Surgery is a second line option for the treatment of giant prolactinomas, as it confers morbidity risks [67] and usually fails to normalize PRL or to remove the entire tumor [96, 97]. From 97 patients with giant prolactinomas, only 14 required operation [57]. The indications for surgery were intolerance to DA, CSF rhinorrhea and resistance to DA with insufficient response or tumor progression [57].

Malignant prolactinomas

Malignant pituitary tumors are rare, with prolactinomas constituting about third [98]. The initial presentation of malignant prolactinomas may be identical to benign invasive macroprolactinomas [99]. However, the development of DA resistance in a compliant patient or increase in PRL in discrepancy with stable sellar mass, should serve as a red alert for malignancy or distant metastases and prompt further investigation including pituitary biopsy. Metastases of malignant prolactinomas involve most commonly the central nervous system, but 40 % may show systemic spread to bones, lymph nodes, lungs and ovaries [98].

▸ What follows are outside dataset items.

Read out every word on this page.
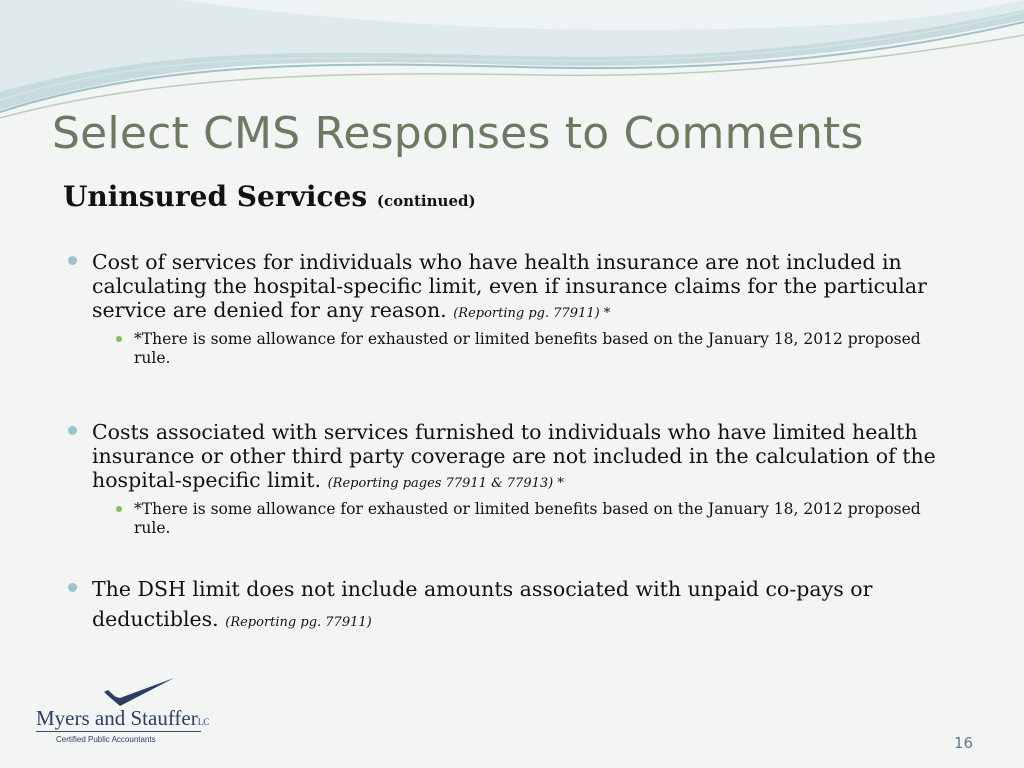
Select CMS Responses to Comments
Uninsured Services (continued)
Cost of services for individuals who have health insurance are not included in calculating the hospital-specific limit, even if insurance claims for the particular service are denied for any reason. (Reporting pg. 77911) *
*There is some allowance for exhausted or limited benefits based on the January 18, 2012 proposed rule.
Costs associated with services furnished to individuals who have limited health insurance or other third party coverage are not included in the calculation of the hospital-specific limit. (Reporting pages 77911 & 77913) *
*There is some allowance for exhausted or limited benefits based on the January 18, 2012 proposed rule.
The DSH limit does not include amounts associated with unpaid co-pays or deductibles. (Reporting pg. 77911)
Myers and StaufferLC
Certified Public Accountants	16
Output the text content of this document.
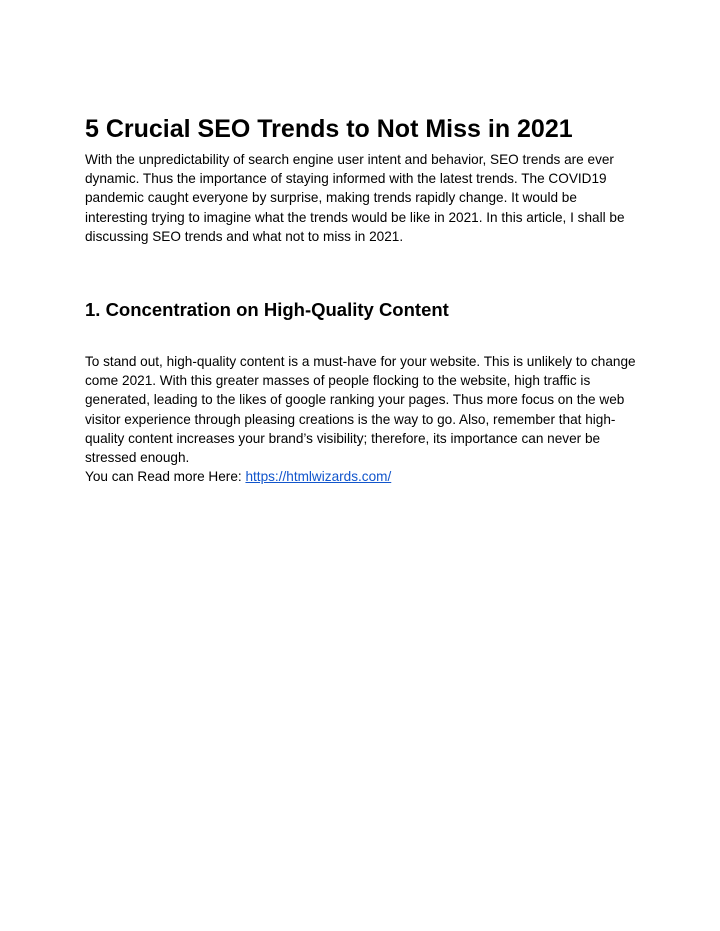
5 Crucial SEO Trends to Not Miss in 2021

With the unpredictability of search engine user intent and behavior, SEO trends are ever dynamic. Thus the importance of staying informed with the latest trends. The COVID19 pandemic caught everyone by surprise, making trends rapidly change. It would be interesting trying to imagine what the trends would be like in 2021. In this article, I shall be discussing SEO trends and what not to miss in 2021.

1. Concentration on High-Quality Content

To stand out, high-quality content is a must-have for your website. This is unlikely to change come 2021. With this greater masses of people flocking to the website, high traffic is generated, leading to the likes of google ranking your pages. Thus more focus on the web visitor experience through pleasing creations is the way to go. Also, remember that high-quality content increases your brand’s visibility; therefore, its importance can never be stressed enough.

You can Read more Here: https://htmlwizards.com/
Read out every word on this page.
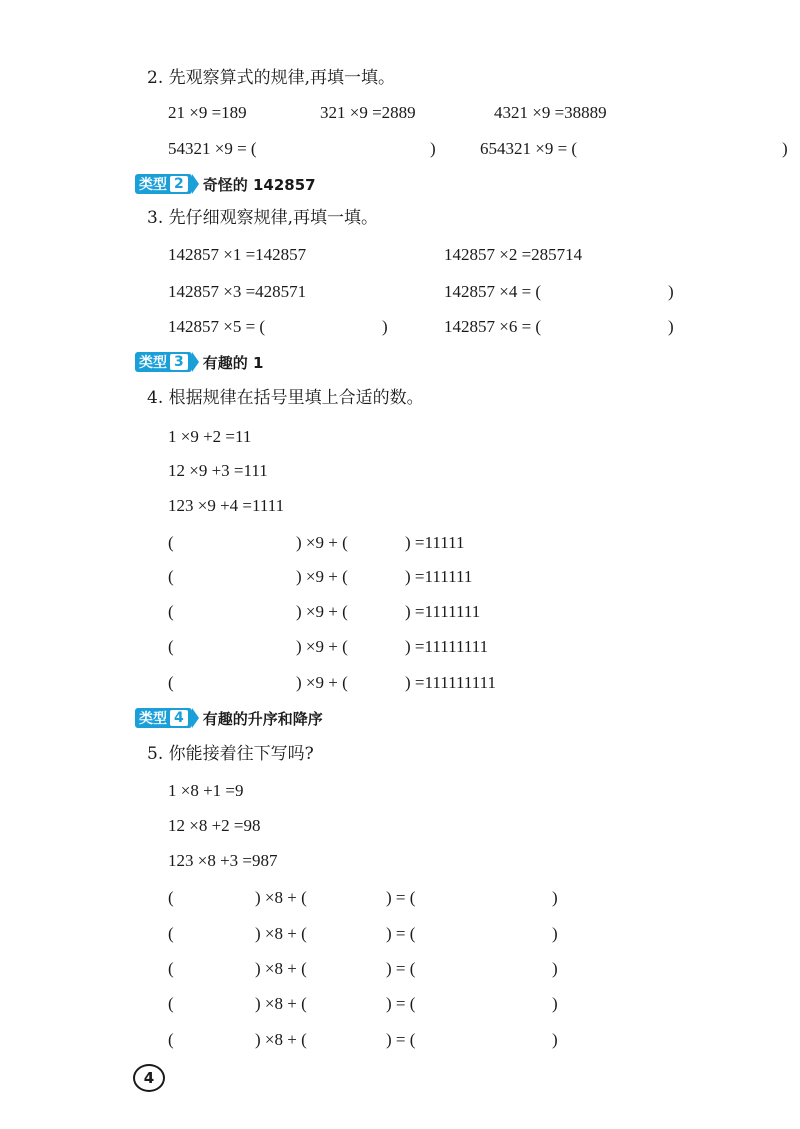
2. 先观察算式的规律,再填一填。
21 ×9 =189	321 ×9 =2889	4321 ×9 =38889
54321 ×9 = (	)	654321 ×9 = (	)
类型 2 奇怪的 142857
3. 先仔细观察规律,再填一填。
142857 ×1 =142857	142857 ×2 =285714
142857 ×3 =428571	142857 ×4 = (	)
142857 ×5 = (	)	142857 ×6 = (	)
类型 3 有趣的 1
4. 根据规律在括号里填上合适的数。
1 ×9 +2 =11
12 ×9 +3 =111
123 ×9 +4 =1111
(	) ×9 + (	) =11111
(	) ×9 + (	) =111111
(	) ×9 + (	) =1111111
(	) ×9 + (	) =11111111
(	) ×9 + (	) =111111111
类型 4 有趣的升序和降序
5. 你能接着往下写吗?
1 ×8 +1 =9
12 ×8 +2 =98
123 ×8 +3 =987
(	) ×8 + (	) = (	)
(	) ×8 + (	) = (	)
(	) ×8 + (	) = (	)
(	) ×8 + (	) = (	)
(	) ×8 + (	) = (	)
4
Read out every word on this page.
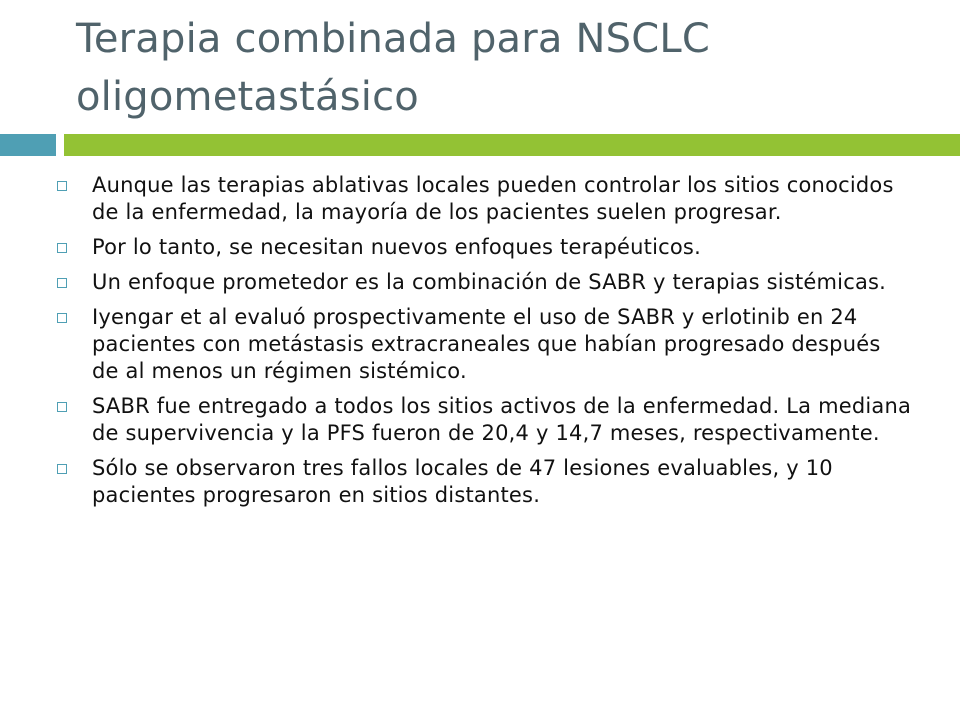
Terapia combinada para NSCLC oligometastásico
Aunque las terapias ablativas locales pueden controlar los sitios conocidos de la enfermedad, la mayoría de los pacientes suelen progresar.
Por lo tanto, se necesitan nuevos enfoques terapéuticos.
Un enfoque prometedor es la combinación de SABR y terapias sistémicas.
Iyengar et al evaluó prospectivamente el uso de SABR y erlotinib en 24 pacientes con metástasis extracraneales que habían progresado después de al menos un régimen sistémico.
SABR fue entregado a todos los sitios activos de la enfermedad. La mediana de supervivencia y la PFS fueron de 20,4 y 14,7 meses, respectivamente.
Sólo se observaron tres fallos locales de 47 lesiones evaluables, y 10 pacientes progresaron en sitios distantes.
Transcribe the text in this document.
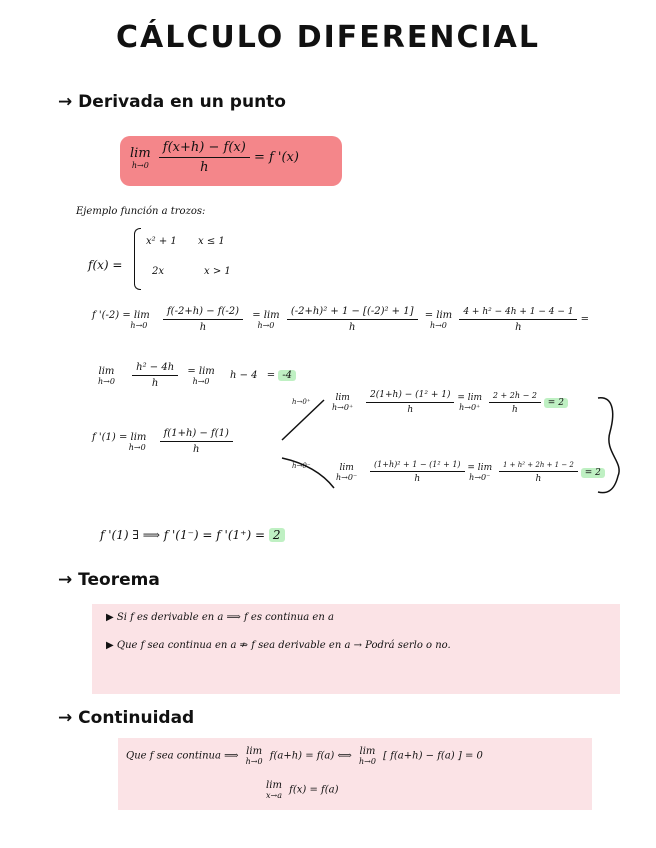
CÁLCULO DIFERENCIAL
→ Derivada en un punto
lim
h→0
$\frac{f(x+h) - f(x)}{h} = f$ '(x)
Ejemplo función a trozos:
f(x) =
x² + 1 x ≤ 1
2x	x > 1
f '(-2) = lim
h→0
$\frac{f(-2+h) - f(-2)}{h}$
= lim
h→0
$\frac{\text{(-2+h)² + 1 − [(-2)² + 1]}}{h}$
= lim
h→0
$\frac{\text{4 + h² − 4h + 1 − 4 − 1}}{h}$ =
lim
h→0
$\frac{\text{h² − 4h}}{h}$
= lim
h→0 h − 4 = -4
f '(1) = lim
h→0
$\frac{f(1+h) - f(1)}{h}$
h→0⁺
h→0⁻
lim
h→0⁺
$\frac{\text{2(1+h) − (1² + 1)}}{h}$
= lim
h→0⁺
$\frac{2 + 2h - 2}{h} = 2$
lim
h→0⁻
$\frac{\text{(1+h)² + 1 − (1² + 1)}}{h}$
= lim
h→0⁻
$\frac{\text{1 + h² + 2h + 1 − 2}}{h} = 2$
f '(1) ∃ ⟹ f '(1⁻) = f '(1⁺) = 2
→ Teorema
▶ Si f es derivable en a ⟹ f es continua en a
▶ Que f sea continua en a ⇏ f sea derivable en a → Podrá serlo o no.
→ Continuidad
Que f sea continua ⟹ lim
h→0 f(a+h) = f(a) ⟺ lim
h→0 [ f(a+h) − f(a) ] = 0
lim
x→a f(x) = f(a)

The management of malignant prolactinomas consists of medical therapy, surgery, radiotherapy and chemotherapy. Dopamine agonists should be used in the highest tolerable dose to control the hyperprolactinemia [99]. Surgical management should be individualized, and surgical debulking can be performed as palliation, but is rarely curative [99]. Radiotherapy can be employed in either fractionated or radiosurgery techniques, depending on the spread and location of the lesions (see above “Other treatments – Radiotherapy”). Temozolomide is an alkylating agent used for pituitary carcinomas, which depletes the DNA repairing enzyme o-methyl guanine DNA methyltransferase (MGMT), but has shown limited biochemical or tumoral effect in patients with malignant prolactinomas [100]. The prognosis of PRL-secreting carcinomas is poor, with only 60 % of patients surviving more than 1 year [98].

Conclusions

Prolactin-secreting macroadenomas are more common among men and older patients. Although they commonly present as large and invasive tumors, they usually respond to treatment with DAs and treatment in most cases is well tolerated. However, there are unique characteristics in different patient populations that might affect clinical therapeutic decisions and prognosis.